Buy Your Mackerel From a Sustainable Source

It is one of the oily fishes, high in those important omega 3 fats. Universally agreed to be good for us and traditionally a bit of a hard sell. Top chef, Hugh Fearnley-Whittingstall, helped to make it a more trendy food with his mac bap campaign two and half years ago when mackerel was certified as sustainable.

This week mackerel has been removed from the Marine Conservation Society’s “fish to eat” list. The MCS now recommends that we should only eat it occasionally. Thus mackerel joins monkfish and plaice. We are advised to move to herrings or sardines.

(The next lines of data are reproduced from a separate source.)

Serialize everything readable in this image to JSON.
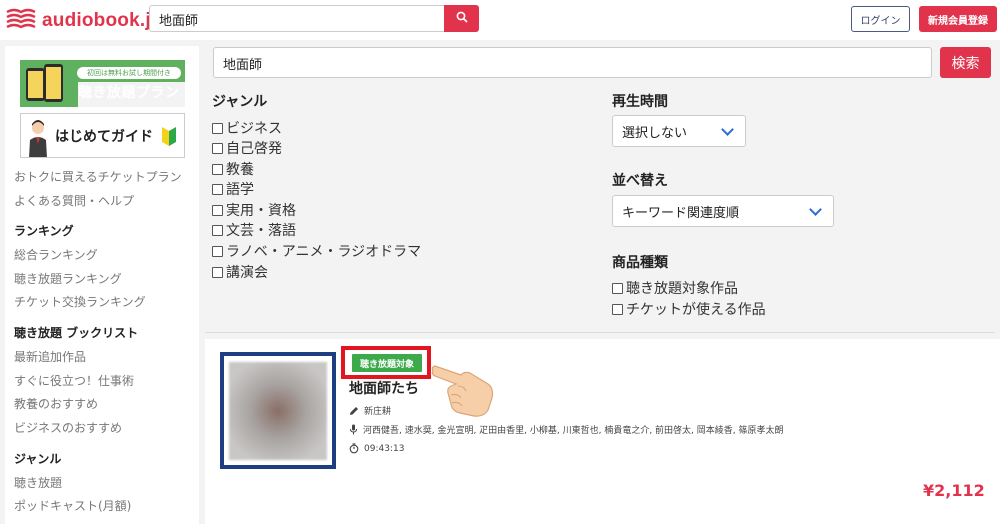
{
  "header": {
    "logo_text": "audiobook.jp",
    "search_value": "地面師",
    "login_label": "ログイン",
    "signup_label": "新規会員登録",
    "brand_color": "#e2334d"
  },
  "sidebar": {
    "banner_plan": {
      "tag": "初回は無料お試し期間付き",
      "title": "聴き放題プラン"
    },
    "banner_guide": {
      "title": "はじめてガイド"
    },
    "links_top": [
      "おトクに買えるチケットプラン",
      "よくある質問・ヘルプ"
    ],
    "ranking": {
      "heading": "ランキング",
      "items": [
        "総合ランキング",
        "聴き放題ランキング",
        "チケット交換ランキング"
      ]
    },
    "booklist": {
      "heading": "聴き放題 ブックリスト",
      "items": [
        "最新追加作品",
        "すぐに役立つ！仕事術",
        "教養のおすすめ",
        "ビジネスのおすすめ"
      ]
    },
    "genre": {
      "heading": "ジャンル",
      "items": [
        "聴き放題",
        "ポッドキャスト(月額)"
      ]
    }
  },
  "search": {
    "value": "地面師",
    "button_label": "検索"
  },
  "filters": {
    "genre_heading": "ジャンル",
    "genres": [
      "ビジネス",
      "自己啓発",
      "教養",
      "語学",
      "実用・資格",
      "文芸・落語",
      "ラノベ・アニメ・ラジオドラマ",
      "講演会"
    ],
    "duration_heading": "再生時間",
    "duration_value": "選択しない",
    "sort_heading": "並べ替え",
    "sort_value": "キーワード関連度順",
    "type_heading": "商品種類",
    "types": [
      "聴き放題対象作品",
      "チケットが使える作品"
    ]
  },
  "result": {
    "badge": "聴き放題対象",
    "title": "地面師たち",
    "author": "新庄耕",
    "narrators": "河西健吾, 速水奨, 金光宣明, 疋田由香里, 小柳基, 川東哲也, 楠貴竜之介, 前田啓太, 岡本綾香, 篠原孝太朗",
    "duration": "09:43:13",
    "price": "¥2,112"
  }
}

Mackerel Swimmingwbaiv / CC BY-SA 2.0

To those who grew up spending their holidays by the coast and remember catching boxes full of mackerel in a matter of hours, this news is not such a surprise. There used to be such excitement when the “mackerel were in”. But slowly over the years those numbers dropped and recently, in some places, you might be lucky to get 10 fish in a season. Of course, inshore anecdotes from amateur fishermen have little to do with stocks and quotas in the greater scheme of things but there is something about the catching and eating of mackerel that can be taken advantage of here.

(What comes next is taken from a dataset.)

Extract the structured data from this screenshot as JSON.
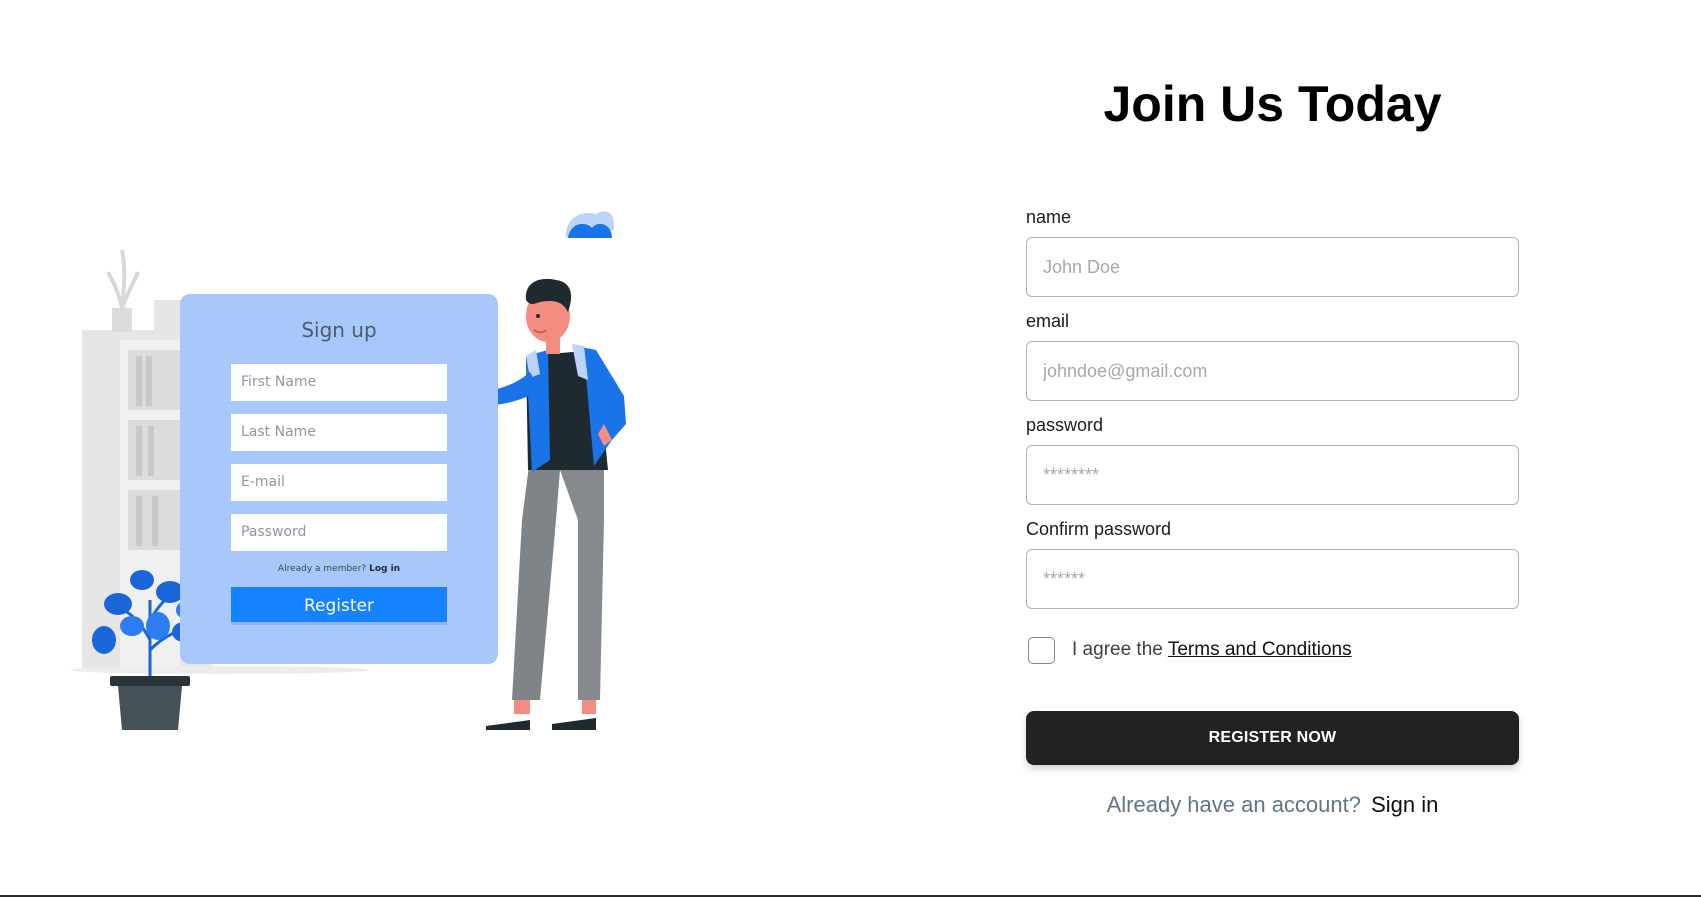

We are being advised that if we wish to eat mackerel now we should buy it from inshore boats using hand lines to catch it. Mr Whittingstall agrees and will continue to serve hand line caught mackerel at the River Cottage cookery school, thus continuing to promote a healthy, tasty food and support local fishermen.

So, this is the thing to take advantage of. Anyone who has fished for mackerel knows that you have to eat it the day you catch it, within hours if possible. Once you know that taste, you know that even the most carefully preserved fish will come nowhere close. It is the ultimate seasonal food. Eat it when it is ‘in’. Straight from the line on to the pan. This is what all the great chefs want and this is what a real and responsible fishing industry needs.